While Blake hasn’t exactly shied away from the big production, you won’t find many club tracks here. The winding intro for ‘Digital Lion’ leads to a robotic dubstep-like rhythm and electronic effects which seem at odds with the new-found vocal, but somehow the stark contrast makes it even more endearing. The Brian Eno collaboration builds with a drum-major crescendo and siren blast at the end. On an album notable for its lack of grandstanding, the electronic maestro’s presence is slightly anarchic, bending this collaboration into a different shape. ‘To The Last’ has some of the techno elements of Thom Yorke’s latest work (particularly the single ‘Default’), the granular swishing noises accompanying a brash 808 State analogue keyboard sound.
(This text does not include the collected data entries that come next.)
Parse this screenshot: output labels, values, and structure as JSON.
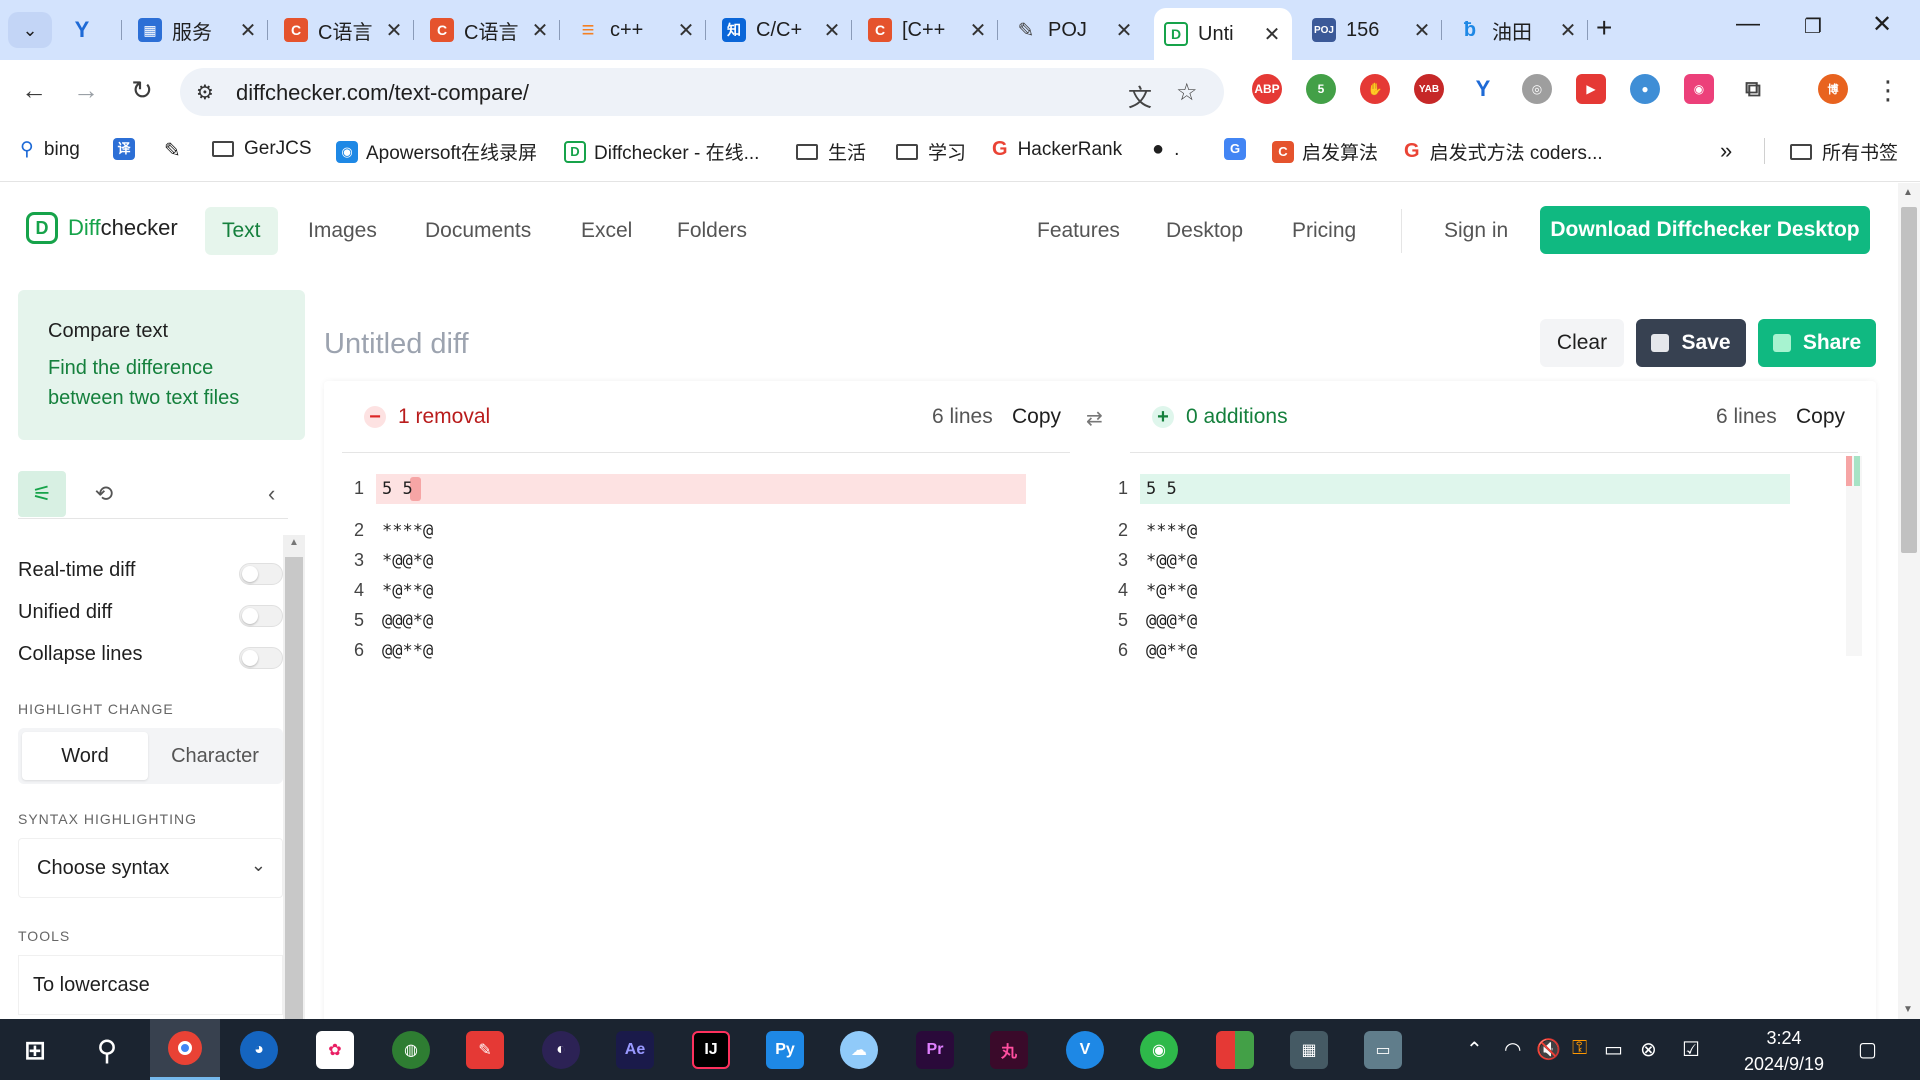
{
  "browser": {
    "tabs": [
      {
        "title": "服务",
        "favicon": "cms-icon",
        "color": "#2c6fd6",
        "glyph": "▦"
      },
      {
        "title": "C语言",
        "favicon": "csdn-icon",
        "color": "#e5532d",
        "glyph": "C"
      },
      {
        "title": "C语言",
        "favicon": "csdn-icon",
        "color": "#e5532d",
        "glyph": "C"
      },
      {
        "title": "c++",
        "favicon": "stackoverflow-icon",
        "color": "#f48024",
        "glyph": "≡"
      },
      {
        "title": "C/C+",
        "favicon": "zhihu-icon",
        "color": "#0a66d8",
        "glyph": "知"
      },
      {
        "title": "[C++",
        "favicon": "csdn-icon",
        "color": "#e5532d",
        "glyph": "C"
      },
      {
        "title": "POJ",
        "favicon": "poj-icon",
        "color": "#555555",
        "glyph": "✎"
      },
      {
        "title": "Unti",
        "favicon": "diffchecker-icon",
        "color": "#16a34a",
        "glyph": "D"
      },
      {
        "title": "156",
        "favicon": "poj-logo-icon",
        "color": "#3b5998",
        "glyph": "P"
      },
      {
        "title": "油田",
        "favicon": "bilibili-icon",
        "color": "#1e88e5",
        "glyph": "ƀ"
      }
    ],
    "url": "diffchecker.com/text-compare/",
    "extension_badge": "5",
    "bookmarks": [
      {
        "label": "bing"
      },
      {
        "label": "GerJCS"
      },
      {
        "label": "Apowersoft在线录屏"
      },
      {
        "label": "Diffchecker - 在线..."
      },
      {
        "label": "生活"
      },
      {
        "label": "学习"
      },
      {
        "label": "HackerRank"
      },
      {
        "label": "."
      },
      {
        "label": "启发算法"
      },
      {
        "label": "启发式方法 coders..."
      },
      {
        "label": "所有书签"
      }
    ]
  },
  "site": {
    "brand_part1": "Diff",
    "brand_part2": "checker",
    "nav": [
      "Text",
      "Images",
      "Documents",
      "Excel",
      "Folders"
    ],
    "right_nav": [
      "Features",
      "Desktop",
      "Pricing"
    ],
    "sign_in": "Sign in",
    "download": "Download Diffchecker Desktop",
    "accent": "#10b981"
  },
  "sidebar": {
    "card_title": "Compare text",
    "card_desc": "Find the difference between two text files",
    "options": [
      "Real-time diff",
      "Unified diff",
      "Collapse lines"
    ],
    "highlight_heading": "HIGHLIGHT CHANGE",
    "highlight_options": [
      "Word",
      "Character"
    ],
    "syntax_heading": "SYNTAX HIGHLIGHTING",
    "syntax_value": "Choose syntax",
    "tools_heading": "TOOLS",
    "tool_first": "To lowercase"
  },
  "diff": {
    "title": "Untitled diff",
    "buttons": {
      "clear": "Clear",
      "save": "Save",
      "share": "Share"
    },
    "left": {
      "summary": "1 removal",
      "line_count": "6 lines",
      "copy": "Copy",
      "lines": [
        "5 5",
        "****@",
        "*@@*@",
        "*@**@",
        "@@@*@",
        "@@**@"
      ]
    },
    "right": {
      "summary": "0 additions",
      "line_count": "6 lines",
      "copy": "Copy",
      "lines": [
        "5 5",
        "****@",
        "*@@*@",
        "*@**@",
        "@@@*@",
        "@@**@"
      ]
    },
    "removal_color": "#dc2626",
    "addition_color": "#15803d"
  },
  "taskbar": {
    "time": "3:24",
    "date": "2024/9/19"
  }
}
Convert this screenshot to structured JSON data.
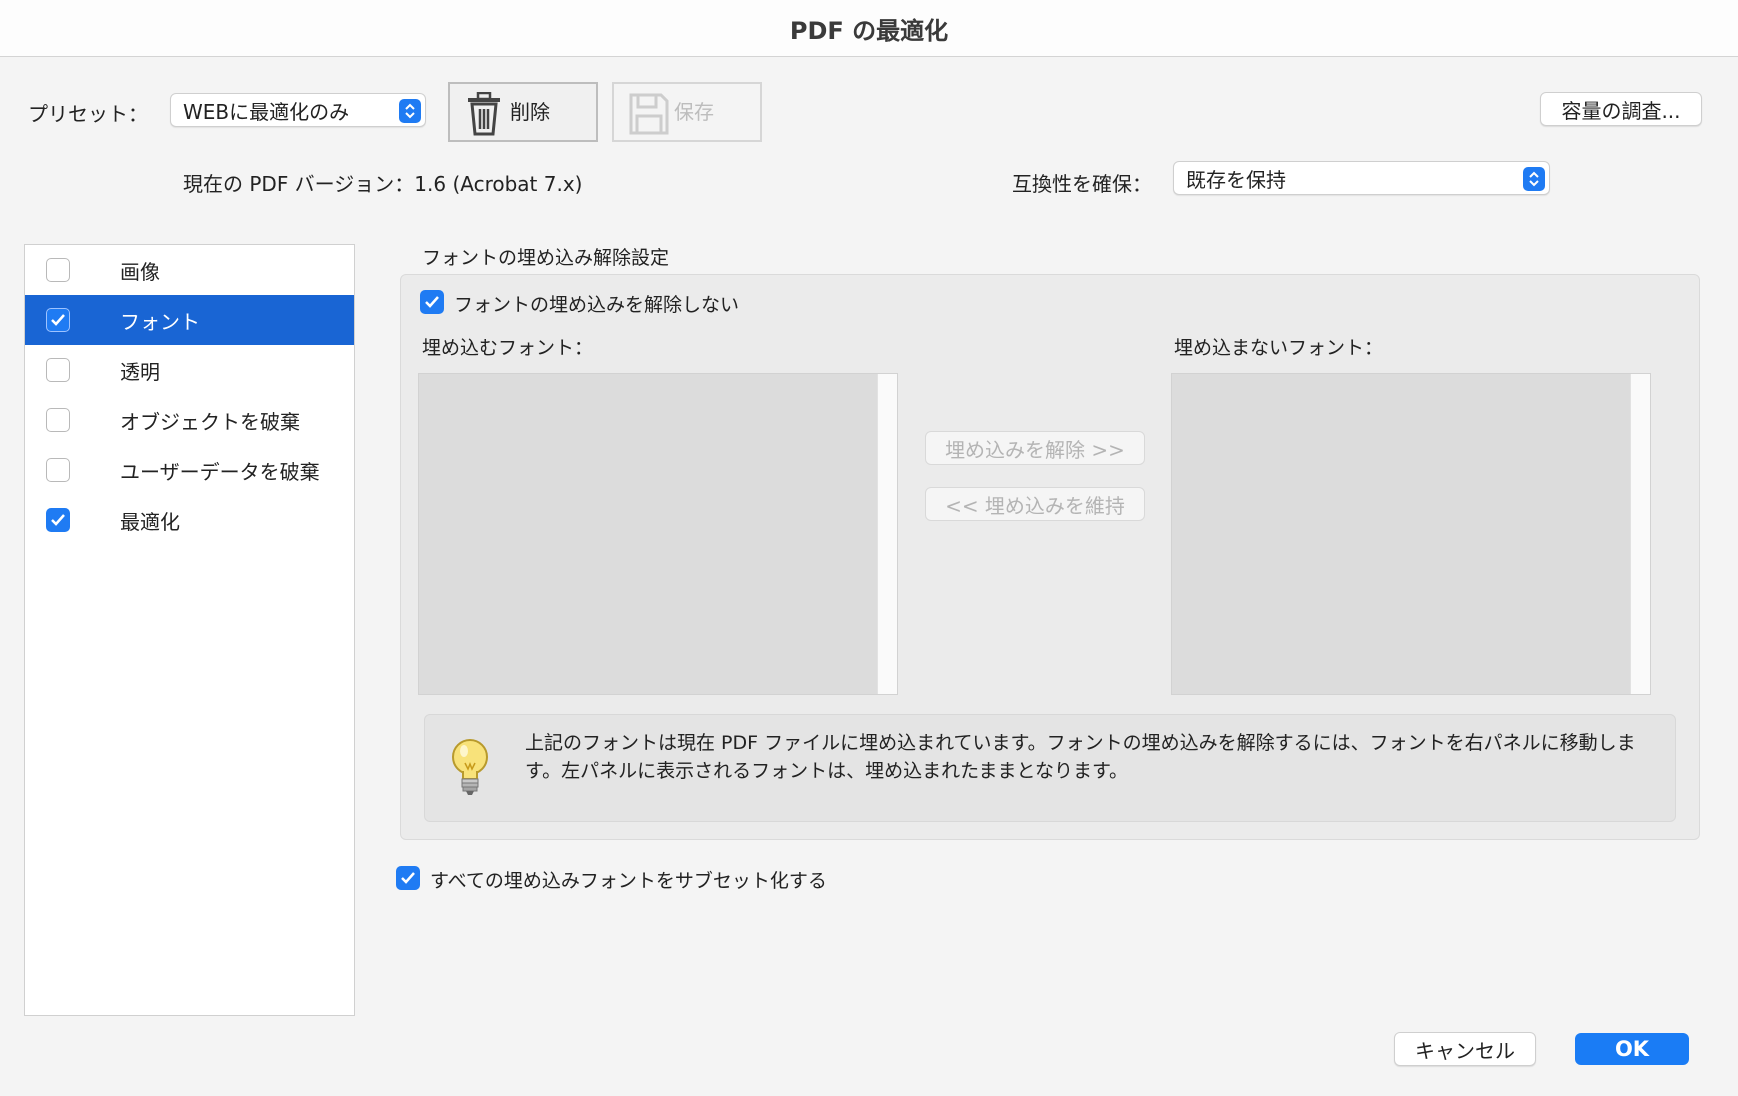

But it’s basically an album of aching ballads. ‘DLM’ (“Don’t Let Me”) has only the briefest of piano and vocal harmonising, this time like the Ink Spots as sampled by Yorke on ‘You And Whose Army’ from 2001′s Amnesiac. ‘Voyeur’ combines similar elements of soul and electronica with a hypnotic dubstep-like tinkling cymbal beat, the short pause in the middle offering the semblance of a classic techno anthem. But the vocalised open wounds continue right up to end, with the album’s beautiful finale ‘Our Love Comes Back’ played straighter, the warbling falsetto set to a gentle hiss and echo, while Blake’s voice is tortured by a past love that “comes back in the middle of the night”.

In 1996, The Fugees set the whole urban blues thing in motion with The Score. With a work of such stark emotional beauty, Blake has picked up the torch once again with Overgrown. In the end, you judge a musical journey by your own emotional response, and mine was blown wide open. The willingness to take chances also reminds me of the breath I held when I first listened to Kid A back in 2000; it’s a natural next step for an artist who shares the same lightning rod of musical vision and like the Radiohead album, it nudges our lives forward just by its very existence.